Temere lo sguardo significa temere la propria esposizione come mancanza, come errore, come crepa nell’immagine costruita.
Il giudizio appartiene al simbolico: è ciò che si può comprendere, articolare, contestare. Lo sguardo appartiene al reale: espone, senza spiegare, mette a nudo. Giulia teme questo: non di essere capita, ma di essere vista nella propria nudità psichica.
La prigione simbolica
“Una cella, priva di sbarre e serrature…”
Questa immagine, ricorrente nel romanzo, rappresenta la forma suprema del discorso dell’Altro interiorizzato: non c’è bisogno di costrizione fisica quando il soggetto è prigioniero del proprio Super-Io, cioè di quella voce che impone, comanda, colpevolizza.
In Lacan, il Super-Io è l’istanza che non smette di dire: “Godi!”. Il soggetto ne è vittima, ma anche complice. Giulia sa che la sua prigione non è materiale: è la struttura stessa del linguaggio che la incatena, la rete di aspettative, ruoli, proiezioni che le impediscono di esistere pienamente.
Scrittura come atto di esistenza
“Scrivere era l’unico modo per non sparifrasel
Nel discorso lacaniano, scrivere non è esprimere: è prendere posizione nel simbolico, lasciare una traccia di sé nel linguaggio dell’Altro.

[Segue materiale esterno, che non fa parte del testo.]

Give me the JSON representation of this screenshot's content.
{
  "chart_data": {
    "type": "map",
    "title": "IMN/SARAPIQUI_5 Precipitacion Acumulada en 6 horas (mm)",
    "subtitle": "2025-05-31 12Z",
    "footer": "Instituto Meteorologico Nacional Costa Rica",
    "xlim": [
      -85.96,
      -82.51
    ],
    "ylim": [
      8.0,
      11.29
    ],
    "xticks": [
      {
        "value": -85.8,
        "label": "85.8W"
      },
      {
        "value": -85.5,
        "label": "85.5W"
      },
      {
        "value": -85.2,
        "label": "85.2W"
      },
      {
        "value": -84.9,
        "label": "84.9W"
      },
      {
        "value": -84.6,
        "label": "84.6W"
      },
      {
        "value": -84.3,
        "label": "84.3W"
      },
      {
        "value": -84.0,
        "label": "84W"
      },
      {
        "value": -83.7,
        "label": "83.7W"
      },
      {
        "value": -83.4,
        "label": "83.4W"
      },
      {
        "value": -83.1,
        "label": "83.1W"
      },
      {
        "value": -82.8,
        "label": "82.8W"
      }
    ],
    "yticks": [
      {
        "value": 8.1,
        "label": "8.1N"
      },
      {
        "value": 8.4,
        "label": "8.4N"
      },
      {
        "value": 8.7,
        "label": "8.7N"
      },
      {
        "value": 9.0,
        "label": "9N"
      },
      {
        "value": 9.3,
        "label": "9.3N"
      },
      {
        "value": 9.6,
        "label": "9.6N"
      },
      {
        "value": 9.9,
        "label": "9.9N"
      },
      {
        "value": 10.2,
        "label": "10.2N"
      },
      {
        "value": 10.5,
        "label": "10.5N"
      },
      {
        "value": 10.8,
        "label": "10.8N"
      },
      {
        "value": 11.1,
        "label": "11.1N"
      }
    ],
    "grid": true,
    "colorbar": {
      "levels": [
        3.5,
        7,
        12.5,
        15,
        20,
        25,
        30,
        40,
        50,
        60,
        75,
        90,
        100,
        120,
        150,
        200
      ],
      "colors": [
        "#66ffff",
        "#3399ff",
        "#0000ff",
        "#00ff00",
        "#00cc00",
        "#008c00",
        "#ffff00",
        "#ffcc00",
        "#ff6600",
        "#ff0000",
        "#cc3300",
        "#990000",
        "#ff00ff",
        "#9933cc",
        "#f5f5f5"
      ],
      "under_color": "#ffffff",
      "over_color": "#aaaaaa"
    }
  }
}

Il soggetto che scrive è un soggetto che resiste alla dissoluzione. La scrittura non salva, ma segna. Scrivere è non scomparire, anche se resta la consapevolezza che ogni parola è inadeguata, differita, parziale.
Giulia scrive per dirsi che esiste, anche quando nessuno ascolta. La scrittura è ciò che resta, come resto del soggetto stesso.
L’amore come atto etico
“Amare era restare, anche quando nessuno restava.”
Lacan afferma che l’amore è dare ciò che non si ha a qualcuno che non lo vuole. In questa frase, Giulia assume una posizione etica radicale: restare anche nell’assenza, anche senza reciprocità.
Non è un amore sentimentale, ma tenere aperto lo spazio del desiderio, senza pretendere di colmarlo. È una forma di resistenza silenziosa: non abbandonare l’Altro, pur sapendo che l’Altro non potrà mai colmare la mancanza.
Il silenzio come linguaggio
“Avevo imparato a parlare nel silenzio.”
Il silenzio, nel testo, è più che mancanza di parola: è condensazione di senso, modo altro di significare. Lacan direbbe che è ciò che eccede il significante, ma che continua a produrre effetto nel soggetto.
In alcuni passaggi, il silenzio è ciò che rende possibile la parola successiva. È pausa, sospensione, ma anche forma del dire quando il dire fallisce. Il silenzio di Giulia non è vuoto, è pienezza dell’indicibile.
Il lutto dell’identità
“Non sapevo più chi fossi, ma sapevo di non essere quella che vedevano.”
La perdita non è solo di una persona o di un evento passato, ma di un’immagine di sé. L’identità è vissuta come maschera che non regge più, come immagine riflessa nello specchio dell’Altro che non corrisponde.
In Lacan, il soggetto non è mai l’immagine che l’altro gli rimanda. E proprio in questo scarto nasce il dolore soggettivo, che però è anche l’unico luogo da cui può emergere una verità del sé.
Conclusione
Dimmi che esisto è un testo che interroga il lettore non con una trama, ma con una voce divisa, franta, reale. È un romanzo che non cerca la guarigione, ma la sopportazione della ferita. La scrittura non sana, ma nomina la mancanza, la rende visibile.
Letto con Lacan, questo romanzo mostra il soggetto come effetto del desiderio, del linguaggio e della perdita. È una voce che cerca il suo posto in un mondo simbolico che la eccede, e lo fa scrivendo contro il silenzio, scrivendo per non sparire.